I hate diaries. I’ve never been able to keep one. So I may not be the best person to review a blog that reads like a diary, but is in fact fiction. That’s me, acknowledging my own bias as a reader.
However, I love fiction. It’s part of my leisure time, my favourite hobby, and also played a major part in my education. A fictional blog could be interesting, right?
Yes, if you’re reading Alexandra Erin’s "Wallflower Report," which is narrated by the fictional person Ariella Wallflower, who’s kind of crazy. "Charlotte" is not like that. You could almost believe she’s a real person, if not for the fact that this is labelled fiction.
What’s wrong with that? It means it reads like a diary. And I hate diaries, remember? It’s times like these that I feel the need to explain basic writing conventions, which I hate doing.
First, know your medium. A "novel" is a long piece of fiction, written in the first or third person (usually), with characters, setting, and plot. A "diary" is a journal that people write down a day’s events, or their thoughts and feelings. Real lives have people, not characters, and places, not settings. And there’s no plot, just life. A "blog" is a similar type of writing that takes place on the internet. With me so far?
But each one is very different. Bloggers can link to other sites, share pictures or cartoons or videos that they like. They are on random topics that suit the writers’ moods. "Charlotte" claims to be a fictional blog by a recent high school graduate, but it reads like a traditional, straightforward diary, which doesn’t use the internet/blog medium to its fullest advantage. For example, blogs have comment features. So does this story. But the author/Charlotte rarely answers her comments that I’ve noticed, and a real blogger would. Further, she doesn’t answer them in character, which ruins using the blog as a medium. The Charlotte character mentions a website where she collects photos; a real blog would link to it and display them. Blog fiction should use the web just as well, if not better, than your average person’s real blog.
So this isn’t really a fictional blog. It’s either a diary or a novel. Does that make a difference? It sure does. Diaries, by their nature, are declarative. People use them to tell themselves about their own lives. "I kissed so-and-so, it was awesome!" or "Today I drove Dad’s car for the first time!" In writing, we call this "telling." Normal people "tell" stories to themselves and others all the time.
But good fiction doesn’t rely heavily on the declarative, or telling. It shows. It describes. It evokes. A good novelist doesn’t say "I kissed so-and-so." They write "I stroked my fingers through her hair gently, pushing an errant curl back behind her ear. I leaned in and pressed my lips softly to the corner of her mouth . . . " Novels paint pictures with words.
A novel also has a plot, with structure. Diaries don’t have structure, they have that day’s events, as interpreted by the person that experienced them. Random daily occurrences that add up to a life, but not a story.

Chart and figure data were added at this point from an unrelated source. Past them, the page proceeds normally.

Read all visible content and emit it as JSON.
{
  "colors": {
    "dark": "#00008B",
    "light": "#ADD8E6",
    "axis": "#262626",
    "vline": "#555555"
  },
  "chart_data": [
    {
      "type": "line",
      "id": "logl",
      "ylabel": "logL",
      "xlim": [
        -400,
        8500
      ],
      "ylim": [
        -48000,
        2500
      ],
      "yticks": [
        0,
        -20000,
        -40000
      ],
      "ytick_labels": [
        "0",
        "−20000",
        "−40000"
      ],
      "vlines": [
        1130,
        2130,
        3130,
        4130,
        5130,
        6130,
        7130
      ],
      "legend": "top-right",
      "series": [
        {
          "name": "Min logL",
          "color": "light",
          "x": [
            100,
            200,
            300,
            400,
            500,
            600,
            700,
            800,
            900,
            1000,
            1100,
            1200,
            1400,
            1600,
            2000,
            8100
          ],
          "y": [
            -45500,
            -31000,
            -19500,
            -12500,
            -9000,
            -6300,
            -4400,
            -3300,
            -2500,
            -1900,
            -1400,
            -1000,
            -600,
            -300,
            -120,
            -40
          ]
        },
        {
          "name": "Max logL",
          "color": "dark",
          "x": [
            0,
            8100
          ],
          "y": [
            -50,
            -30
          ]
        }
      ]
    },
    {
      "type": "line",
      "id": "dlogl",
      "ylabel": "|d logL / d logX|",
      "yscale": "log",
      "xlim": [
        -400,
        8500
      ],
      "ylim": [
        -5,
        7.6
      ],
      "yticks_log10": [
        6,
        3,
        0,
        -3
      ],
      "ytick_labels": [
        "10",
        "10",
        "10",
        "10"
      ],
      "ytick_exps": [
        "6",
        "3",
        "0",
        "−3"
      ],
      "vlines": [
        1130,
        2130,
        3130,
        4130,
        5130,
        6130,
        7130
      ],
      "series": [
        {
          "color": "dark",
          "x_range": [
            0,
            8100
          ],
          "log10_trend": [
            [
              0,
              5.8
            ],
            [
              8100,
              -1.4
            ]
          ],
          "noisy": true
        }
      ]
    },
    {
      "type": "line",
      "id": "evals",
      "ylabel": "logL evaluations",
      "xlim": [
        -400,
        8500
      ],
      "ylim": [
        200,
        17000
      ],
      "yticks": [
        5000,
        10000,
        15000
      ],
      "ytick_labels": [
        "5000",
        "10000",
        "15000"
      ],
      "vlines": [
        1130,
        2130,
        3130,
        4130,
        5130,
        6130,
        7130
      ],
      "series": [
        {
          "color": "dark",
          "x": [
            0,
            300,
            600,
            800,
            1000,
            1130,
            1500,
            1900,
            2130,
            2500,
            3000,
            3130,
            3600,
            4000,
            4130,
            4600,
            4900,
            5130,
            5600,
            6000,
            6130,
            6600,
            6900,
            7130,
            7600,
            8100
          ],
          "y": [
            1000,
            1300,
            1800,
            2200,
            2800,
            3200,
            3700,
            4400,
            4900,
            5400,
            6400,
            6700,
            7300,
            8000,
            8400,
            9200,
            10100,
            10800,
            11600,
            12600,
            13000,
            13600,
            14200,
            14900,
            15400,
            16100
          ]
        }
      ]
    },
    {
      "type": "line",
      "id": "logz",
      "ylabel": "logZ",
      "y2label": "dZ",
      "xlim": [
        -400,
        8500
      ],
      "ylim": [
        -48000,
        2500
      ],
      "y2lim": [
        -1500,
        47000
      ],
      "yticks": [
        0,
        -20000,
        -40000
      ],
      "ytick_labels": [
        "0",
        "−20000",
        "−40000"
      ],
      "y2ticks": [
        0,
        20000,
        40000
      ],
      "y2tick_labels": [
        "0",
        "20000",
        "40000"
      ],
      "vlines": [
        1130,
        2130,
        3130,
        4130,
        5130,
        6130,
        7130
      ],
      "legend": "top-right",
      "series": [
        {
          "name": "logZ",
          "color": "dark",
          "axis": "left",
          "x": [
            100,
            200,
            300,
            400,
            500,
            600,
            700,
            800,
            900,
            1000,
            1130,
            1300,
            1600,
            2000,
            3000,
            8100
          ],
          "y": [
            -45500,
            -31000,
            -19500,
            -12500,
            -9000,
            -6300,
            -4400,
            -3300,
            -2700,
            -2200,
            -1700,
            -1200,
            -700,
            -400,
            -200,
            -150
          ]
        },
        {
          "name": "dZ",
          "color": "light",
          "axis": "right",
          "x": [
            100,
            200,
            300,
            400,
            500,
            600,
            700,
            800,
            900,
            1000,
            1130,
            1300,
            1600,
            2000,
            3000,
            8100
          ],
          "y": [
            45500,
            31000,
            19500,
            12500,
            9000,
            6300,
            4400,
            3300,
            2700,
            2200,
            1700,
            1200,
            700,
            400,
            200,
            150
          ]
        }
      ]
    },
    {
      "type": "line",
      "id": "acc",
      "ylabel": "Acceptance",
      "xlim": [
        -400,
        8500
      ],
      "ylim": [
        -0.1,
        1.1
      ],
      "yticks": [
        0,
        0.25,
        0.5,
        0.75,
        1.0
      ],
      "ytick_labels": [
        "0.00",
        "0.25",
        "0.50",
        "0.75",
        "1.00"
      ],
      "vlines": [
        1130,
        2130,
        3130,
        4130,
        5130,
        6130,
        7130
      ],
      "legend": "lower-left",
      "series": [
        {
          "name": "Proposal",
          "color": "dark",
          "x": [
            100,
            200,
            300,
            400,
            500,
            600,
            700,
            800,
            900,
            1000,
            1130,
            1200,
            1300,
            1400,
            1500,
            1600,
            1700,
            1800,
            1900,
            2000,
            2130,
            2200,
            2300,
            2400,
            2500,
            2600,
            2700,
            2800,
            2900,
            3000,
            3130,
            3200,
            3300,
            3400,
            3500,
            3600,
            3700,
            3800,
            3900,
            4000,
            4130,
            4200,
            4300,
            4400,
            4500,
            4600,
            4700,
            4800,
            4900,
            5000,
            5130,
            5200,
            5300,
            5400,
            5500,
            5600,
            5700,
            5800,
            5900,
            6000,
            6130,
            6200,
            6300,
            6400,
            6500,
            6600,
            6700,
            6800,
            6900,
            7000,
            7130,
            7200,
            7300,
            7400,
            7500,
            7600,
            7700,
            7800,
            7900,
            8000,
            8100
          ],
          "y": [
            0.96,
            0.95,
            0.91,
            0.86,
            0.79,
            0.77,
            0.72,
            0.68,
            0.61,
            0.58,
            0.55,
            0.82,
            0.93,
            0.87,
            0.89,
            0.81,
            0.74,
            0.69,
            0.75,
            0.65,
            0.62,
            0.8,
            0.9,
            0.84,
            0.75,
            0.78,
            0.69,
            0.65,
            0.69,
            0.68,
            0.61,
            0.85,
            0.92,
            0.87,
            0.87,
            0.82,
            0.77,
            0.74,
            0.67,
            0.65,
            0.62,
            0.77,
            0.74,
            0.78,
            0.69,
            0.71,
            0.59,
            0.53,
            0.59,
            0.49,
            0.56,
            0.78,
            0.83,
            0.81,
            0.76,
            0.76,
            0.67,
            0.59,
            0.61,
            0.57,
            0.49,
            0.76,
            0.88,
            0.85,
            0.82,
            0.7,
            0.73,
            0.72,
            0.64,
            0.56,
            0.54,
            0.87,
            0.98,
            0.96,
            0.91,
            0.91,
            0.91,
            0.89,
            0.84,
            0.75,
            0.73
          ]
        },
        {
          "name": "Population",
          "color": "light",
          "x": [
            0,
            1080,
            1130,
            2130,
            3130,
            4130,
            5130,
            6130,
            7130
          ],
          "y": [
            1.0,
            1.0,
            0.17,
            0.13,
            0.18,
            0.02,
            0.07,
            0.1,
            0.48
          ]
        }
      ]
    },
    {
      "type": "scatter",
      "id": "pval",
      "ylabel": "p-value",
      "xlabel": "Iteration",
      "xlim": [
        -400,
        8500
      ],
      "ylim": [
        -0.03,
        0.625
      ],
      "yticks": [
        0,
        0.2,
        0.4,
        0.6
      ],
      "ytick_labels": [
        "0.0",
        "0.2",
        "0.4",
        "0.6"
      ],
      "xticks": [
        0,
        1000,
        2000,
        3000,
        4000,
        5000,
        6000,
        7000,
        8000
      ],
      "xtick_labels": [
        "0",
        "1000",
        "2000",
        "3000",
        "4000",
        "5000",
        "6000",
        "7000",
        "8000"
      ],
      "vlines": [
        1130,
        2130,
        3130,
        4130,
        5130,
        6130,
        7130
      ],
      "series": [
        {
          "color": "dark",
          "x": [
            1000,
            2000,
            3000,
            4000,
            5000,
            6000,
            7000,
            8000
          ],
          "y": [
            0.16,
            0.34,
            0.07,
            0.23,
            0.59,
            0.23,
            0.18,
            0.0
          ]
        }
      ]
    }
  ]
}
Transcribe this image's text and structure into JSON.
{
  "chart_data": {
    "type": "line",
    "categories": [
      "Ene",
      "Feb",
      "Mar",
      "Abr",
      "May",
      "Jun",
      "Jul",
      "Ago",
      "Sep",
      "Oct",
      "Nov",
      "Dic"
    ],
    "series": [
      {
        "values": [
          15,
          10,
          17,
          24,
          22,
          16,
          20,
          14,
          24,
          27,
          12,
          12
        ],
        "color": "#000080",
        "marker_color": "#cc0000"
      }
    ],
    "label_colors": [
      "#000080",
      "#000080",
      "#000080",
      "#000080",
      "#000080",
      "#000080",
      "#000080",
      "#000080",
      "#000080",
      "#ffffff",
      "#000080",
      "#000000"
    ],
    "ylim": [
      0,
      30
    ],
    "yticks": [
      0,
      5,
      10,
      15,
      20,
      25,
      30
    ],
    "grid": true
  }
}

"Charlotte" attempts to impose a plot on the diary format: it starts with her graduating high school, and then several chapters flashing back over her relationship with a boy named Paul. Immediately, this ruins the diary medium—because, if she keeps a diary, she’s already logged all those events for herself. She doesn’t need a recap. Only a novel’s readers would need the recap, because those events would be relevant to the plot. That’s not how a diary is written.
A realistic fictional diary lacks the evocative power of a novel. If you want to write a novel, write one. But the diary form isn’t well-suited for it. "Charlotte" is caught somewhere in the middle, as the declarative prose tries to be as evocative as a novel, but falls short, and yet it doesn’t fully embrace either the blog or diary format.
I think the author could write a good novel. Or a good diary. Or even an interesting blog. But all three at once doesn’t work, at least not for me. If they ever choose the right medium and find the right way to tell their story, I’ll be interested to see it.